Speaking about Zelenskyy, Russian foreign minister says Hitler also had Jewish ancestry
“Jewish wise people said already a long time ago that the biggest antisemites are Jewish themselves,” said Sergei Lavrov.
(JTA) — The fact that Ukraine’s president is Jewish has hurt the credibility of Russia’s claims that it invaded Ukraine on Feb. 24 to “de-Nazify” it.
Russian Foreign Minister Sergei Lavrov tried to boost his country’s argument during an interview with an Italian television channel on Sunday, by saying he said he believed Adolf Hitler also had Jewish origins and that Jewish sages say the biggest antisemites are Jewish themselves.
Lavrov said this during an interview with Italy’s Channel 4, a commercial broadcaster, according to the simultaneous translation to Italian of remarks he made in Russian.
Asked whether he regards Ukrainian President Volodymyr Zelenskyy as “an obstacle to peace,” Lavrov spoke about the prevalence of pro-Nazi ideologies in the ranks of some Ukrainian military units and then broached the subject of Zelensky’s Jewish identity without being asked to comment on it.
“When they say that Nazification cannot exist if there are Jews [in charge]: In my opinion even Hitler had Jewish origins so it means absolutely nothing,” Lavrov said. “Jewish wise people said already a long time ago that the biggest antisemites are Jewish themselves.”
Multiple journalists and journalists have claimed that Hitler may have had Jewish ancestry.
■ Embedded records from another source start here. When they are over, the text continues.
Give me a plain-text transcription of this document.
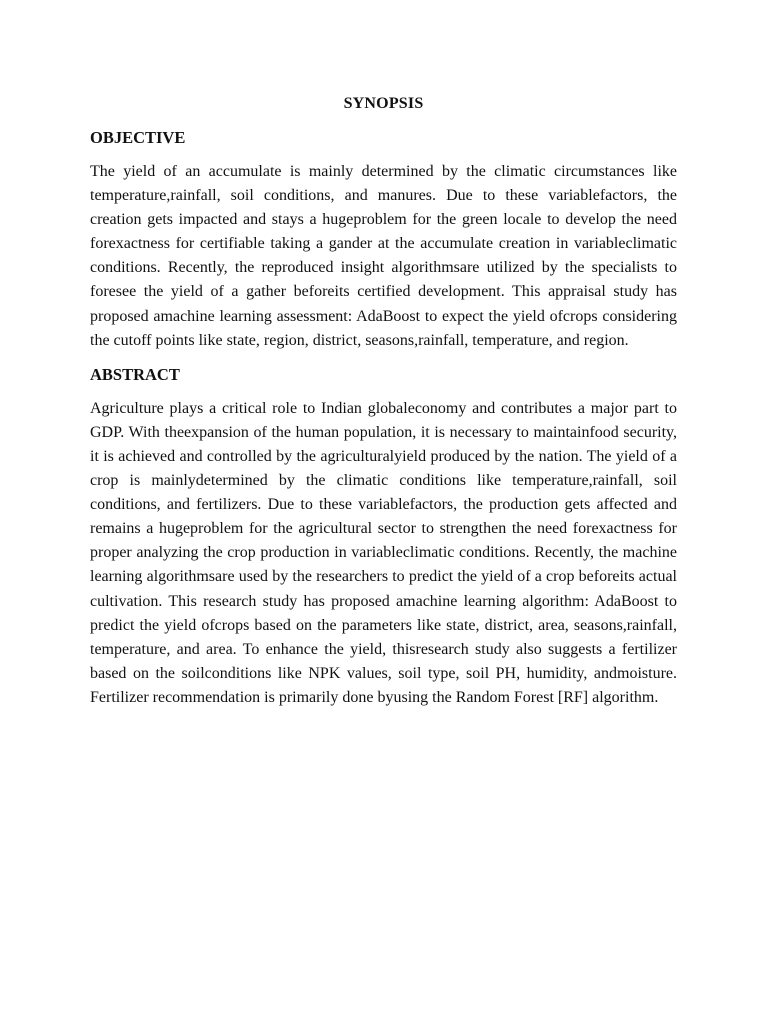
SYNOPSIS
OBJECTIVE

The yield of an accumulate is mainly determined by the climatic circumstances like temperature,rainfall, soil conditions, and manures. Due to these variablefactors, the creation gets impacted and stays a hugeproblem for the green locale to develop the need forexactness for certifiable taking a gander at the accumulate creation in variableclimatic conditions. Recently, the reproduced insight algorithmsare utilized by the specialists to foresee the yield of a gather beforeits certified development. This appraisal study has proposed amachine learning assessment: AdaBoost to expect the yield ofcrops considering the cutoff points like state, region, district, seasons,rainfall, temperature, and region.

ABSTRACT

Agriculture plays a critical role to Indian globaleconomy and contributes a major part to GDP. With theexpansion of the human population, it is necessary to maintainfood security, it is achieved and controlled by the agriculturalyield produced by the nation. The yield of a crop is mainlydetermined by the climatic conditions like temperature,rainfall, soil conditions, and fertilizers. Due to these variablefactors, the production gets affected and remains a hugeproblem for the agricultural sector to strengthen the need forexactness for proper analyzing the crop production in variableclimatic conditions. Recently, the machine learning algorithmsare used by the researchers to predict the yield of a crop beforeits actual cultivation. This research study has proposed amachine learning algorithm: AdaBoost to predict the yield ofcrops based on the parameters like state, district, area, seasons,rainfall, temperature, and area. To enhance the yield, thisresearch study also suggests a fertilizer based on the soilconditions like NPK values, soil type, soil PH, humidity, andmoisture. Fertilizer recommendation is primarily done byusing the Random Forest [RF] algorithm.
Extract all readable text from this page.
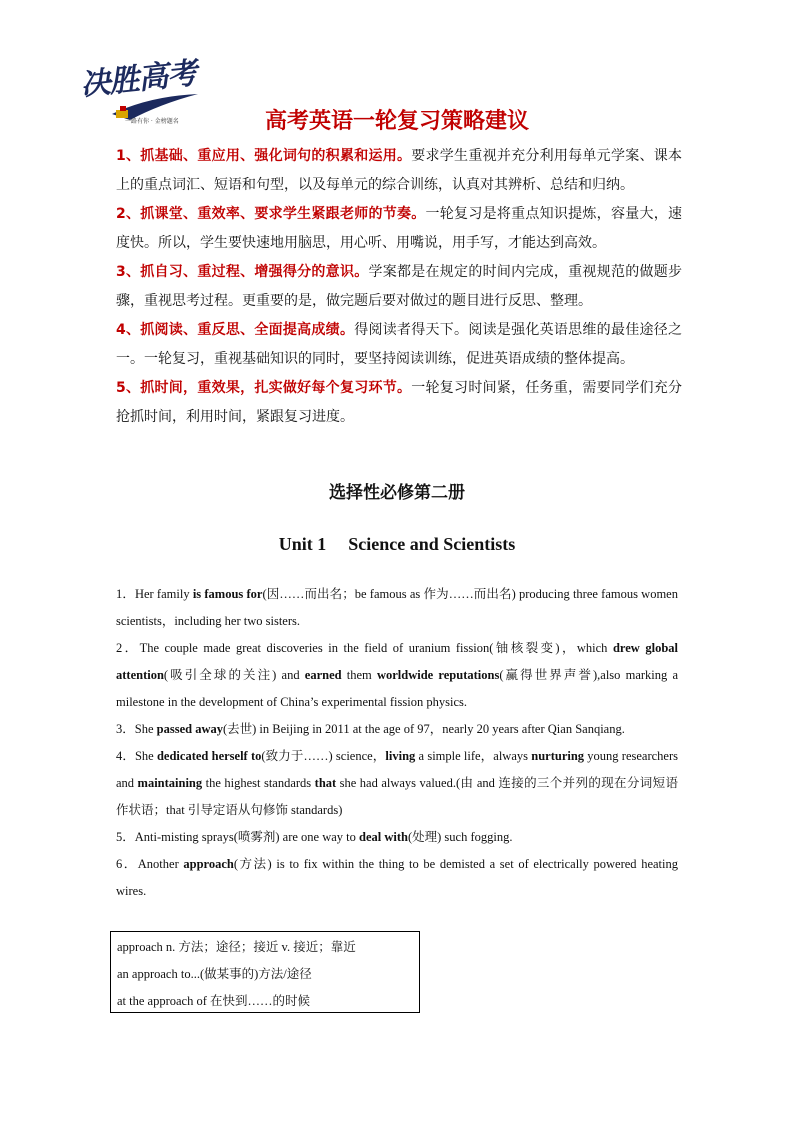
决胜高考
一路有你 · 金榜题名	高考英语一轮复习策略建议

1、抓基础、重应用、强化词句的积累和运用。要求学生重视并充分利用每单元学案、课本上的重点词汇、短语和句型，以及每单元的综合训练，认真对其辨析、总结和归纳。

2、抓课堂、重效率、要求学生紧跟老师的节奏。一轮复习是将重点知识提炼，容量大，速度快。所以，学生要快速地用脑思，用心听、用嘴说，用手写，才能达到高效。

3、抓自习、重过程、增强得分的意识。学案都是在规定的时间内完成，重视规范的做题步骤，重视思考过程。更重要的是，做完题后要对做过的题目进行反思、整理。

4、抓阅读、重反思、全面提高成绩。得阅读者得天下。阅读是强化英语思维的最佳途径之一。一轮复习，重视基础知识的同时，要坚持阅读训练，促进英语成绩的整体提高。

5、抓时间，重效果，扎实做好每个复习环节。一轮复习时间紧，任务重，需要同学们充分抢抓时间，利用时间，紧跟复习进度。

选择性必修第二册
Unit 1 Science and Scientists

1．Her family is famous for(因……而出名；be famous as 作为……而出名) producing three famous women scientists，including her two sisters.

2．The couple made great discoveries in the field of uranium fission(铀核裂变)，which drew global attention(吸引全球的关注) and earned them worldwide reputations(赢得世界声誉),also marking a milestone in the development of China’s experimental fission physics.

3．She passed away(去世) in Beijing in 2011 at the age of 97，nearly 20 years after Qian Sanqiang.

4．She dedicated herself to(致力于……) science，living a simple life，always nurturing young researchers and maintaining the highest standards that she had always valued.(由 and 连接的三个并列的现在分词短语作状语；that 引导定语从句修饰 standards)

5．Anti-misting sprays(喷雾剂) are one way to deal with(处理) such fogging.

6．Another approach(方法) is to fix within the thing to be demisted a set of electrically powered heating wires.

approach n. 方法；途径；接近 v. 接近；靠近
an approach to...(做某事的)方法/途径
at the approach of 在快到……的时候
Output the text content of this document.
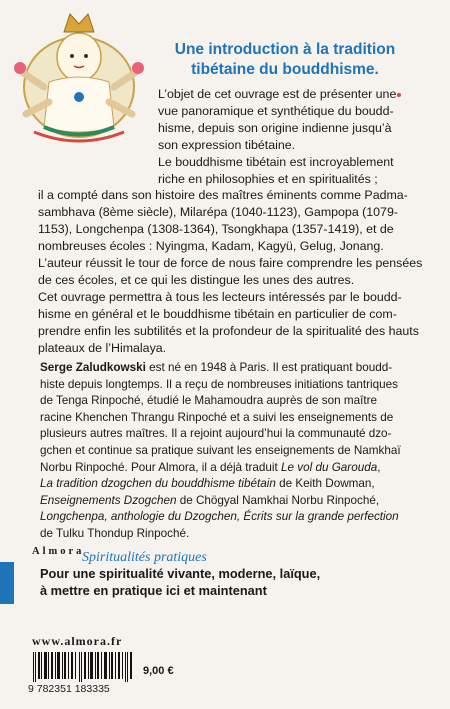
Une introduction à la tradition
tibétaine du bouddhisme.

L’objet de cet ouvrage est de présenter une
vue panoramique et synthétique du boudd-
hisme, depuis son origine indienne jusqu’à
son expression tibétaine.
Le bouddhisme tibétain est incroyablement
riche en philosophies et en spiritualités ;
il a compté dans son histoire des maîtres éminents comme Padma-
sambhava (8ème siècle), Milarépa (1040-1123), Gampopa (1079-
1153), Longchenpa (1308-1364), Tsongkhapa (1357-1419), et de
nombreuses écoles : Nyingma, Kadam, Kagyü, Gelug, Jonang.
L’auteur réussit le tour de force de nous faire comprendre les pensées
de ces écoles, et ce qui les distingue les unes des autres.
Cet ouvrage permettra à tous les lecteurs intéressés par le boudd-
hisme en général et le bouddhisme tibétain en particulier de com-
prendre enfin les subtilités et la profondeur de la spiritualité des hauts
plateaux de l’Himalaya.

Serge Zaludkowski est né en 1948 à Paris. Il est pratiquant boudd-
histe depuis longtemps. Il a reçu de nombreuses initiations tantriques
de Tenga Rinpoché, étudié le Mahamoudra auprès de son maître
racine Khenchen Thrangu Rinpoché et a suivi les enseignements de
plusieurs autres maîtres. Il a rejoint aujourd’hui la communauté dzo-
gchen et continue sa pratique suivant les enseignements de Namkhaï
Norbu Rinpoché. Pour Almora, il a déjà traduit Le vol du Garouda,
La tradition dzogchen du bouddhisme tibétain de Keith Dowman,
Enseignements Dzogchen de Chögyal Namkhai Norbu Rinpoché,
Longchenpa, anthologie du Dzogchen, Écrits sur la grande perfection
de Tulku Thondup Rinpoché.

Almora
Spiritualités pratiques

Pour une spiritualité vivante, moderne, laïque,
à mettre en pratique ici et maintenant

www.almora.fr
9 782351 183335
9,00 €
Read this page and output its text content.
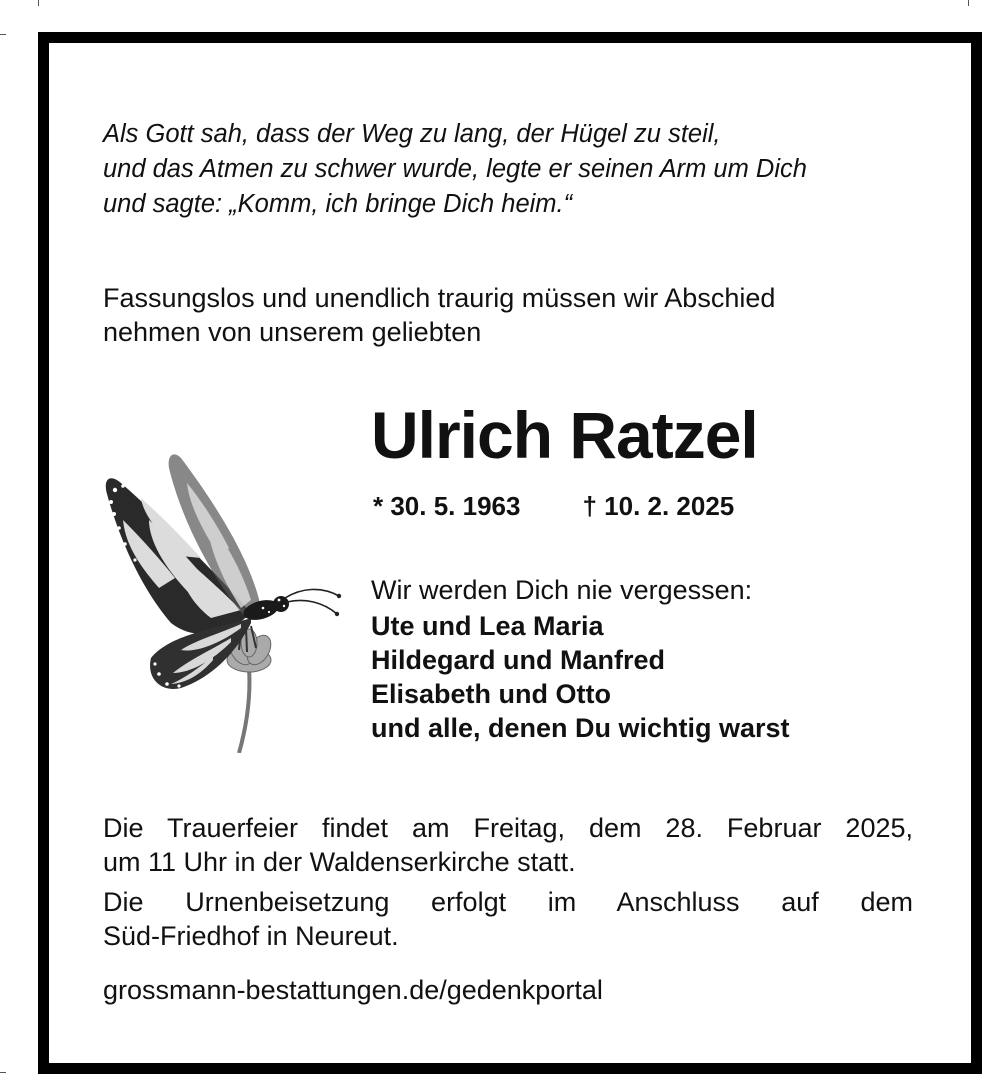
Als Gott sah, dass der Weg zu lang, der Hügel zu steil,
und das Atmen zu schwer wurde, legte er seinen Arm um Dich
und sagte: „Komm, ich bringe Dich heim.“
Fassungslos und unendlich traurig müssen wir Abschied
nehmen von unserem geliebten
Ulrich Ratzel
* 30. 5. 1963 † 10. 2. 2025
Wir werden Dich nie vergessen:
Ute und Lea Maria
Hildegard und Manfred
Elisabeth und Otto
und alle, denen Du wichtig warst

Die Trauerfeier findet am Freitag, dem 28. Februar 2025,
um 11 Uhr in der Waldenserkirche statt.

Die Urnenbeisetzung erfolgt im Anschluss auf dem
Süd-Friedhof in Neureut.

grossmann-bestattungen.de/gedenkportal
According to one unconfirmed theory, Hitler’s paternal grandmother, Maria Schickelgruber, became pregnant with Hitler’s father, Alois, with a Jewish man named Leopold Frankenberger in whose house she allegedly had worked as a maid.
Lavrov’s remark prompted multiple condemnations by Israeli officials, including Foreign Minister Yair Lapid.
“Lavrov’s remarks are both inexcusable and scandalous and also a terrible historical error,” Lapid said in a statement on Monday. “The Jews did not murder themselves in the Holocaust. The lowest form of anti-Jewish racism is to blame Jews of antisemitism.”